With a career that encompassed almost 30 years with IBM Corp. including stints as head of development operations for IBM Europe and as head of the company’s health industry marketing for Asia/Pacific, he has been instrumental in developing the program that is in its second year at Georgia State’s J. Mack Robinson College of Business.

“This degree is not tied to a specific discipline,” he told GlobalAtlanta. “It’s problem driven and it is cross-disciplinary.”

Mr. Kalnitz underscored this doctoral program to further develop the skills of executives who have been active in business and already have master’s of business administration or equivalent degrees and want to further develop their careers in industry.

He is a former managing director of the Orange, Calif.-based Executive MBA Council, an association of universities and colleges that offer executive master’s of business degree programs, and has studied the executive doctorates offered by business schools around the world.

Somewhat modeled on the well-known executive doctor of management program at Case Western Reserve University’s Weatherhead School of Management, the Robinson degree is not focused on academia, although research and writing are critical elements.

The program, he said, is designed to develop leadership skills, to provide a background for dealing with global business issues and to use a variety of methods techniques for dealing with complex problems faced by a company.

“We provide methods of rigorous analysis that are different from acquiring knowledge for fields like finance and accounting,” he said.

The program draws on the experience of Georgia State’s business scholars who are actively involved including Lars Mathiassen, its academic director and co-founder of Robinson’s Center for Process Innovation.

Dr. Mathiassen also holds the title of eminent scholar at the Georgia Research Alliance, a non-profit that brings together the capabilities of Georgia’s research universities, business community and state government to create opportunities to grow Georgia’s economy through scientific discovery.

“Our program is based on the idea of engaged scholarship, in which researchers engage in real-world business situations, collaborate with the involved key stakeholders and contribute to practical problem solving,” Dr. Mathiassen said.

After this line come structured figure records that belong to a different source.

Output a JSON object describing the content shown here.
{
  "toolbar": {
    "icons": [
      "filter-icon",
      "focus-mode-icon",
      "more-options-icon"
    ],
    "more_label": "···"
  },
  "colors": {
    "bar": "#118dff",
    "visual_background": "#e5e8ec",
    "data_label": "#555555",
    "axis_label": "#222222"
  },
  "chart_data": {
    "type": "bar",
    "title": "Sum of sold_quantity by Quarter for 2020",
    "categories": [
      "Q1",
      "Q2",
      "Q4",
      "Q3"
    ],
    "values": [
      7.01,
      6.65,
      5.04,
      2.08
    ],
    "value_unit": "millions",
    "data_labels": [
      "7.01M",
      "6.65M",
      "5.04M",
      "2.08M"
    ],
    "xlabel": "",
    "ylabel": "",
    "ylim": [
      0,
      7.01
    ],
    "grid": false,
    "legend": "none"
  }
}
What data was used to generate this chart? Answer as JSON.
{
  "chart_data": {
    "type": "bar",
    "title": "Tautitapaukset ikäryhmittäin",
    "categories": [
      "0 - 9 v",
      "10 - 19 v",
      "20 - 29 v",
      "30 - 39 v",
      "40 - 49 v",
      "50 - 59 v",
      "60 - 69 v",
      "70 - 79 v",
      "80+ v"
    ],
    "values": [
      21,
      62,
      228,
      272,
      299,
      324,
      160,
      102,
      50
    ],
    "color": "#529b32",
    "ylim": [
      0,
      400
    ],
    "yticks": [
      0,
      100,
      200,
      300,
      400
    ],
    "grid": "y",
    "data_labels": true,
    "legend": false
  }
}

He added that there would be an emphasis on writing since the students’ research would be published as contributions to a growing professional literature. Two to three students are to work closely with a research professor before engaging in their individual dissertation research.

Also, he said, each student can choose to focus on qualitative, quantitative or mixed research methodologies in contrast to the Case Western program where students develop the dissertation over a three-year period by engaging in separate qualitative and quantitative studies.

V. Kumar, executive director of Robinson’s Center for Excellence in Brand and Customer Management and the college’s Richard and Susan Lenny Distinguished Chair in Marketing, also is playing a critical role in the program.

To date, the program has drawn 17 students with an average age of 46, who have had more than 20 years of work experience. Twenty-five percent are from Fortune 500 companies, another 25 percent from independent companies and the remaining 50 percent from small- to medium-sized companies.

The current faculty-student ratio is 1-to-2 with 11 enrolled and six accepted into the second-year program. Applicants may apply for the second class until Aug. 25 when applications for a third class will be considered.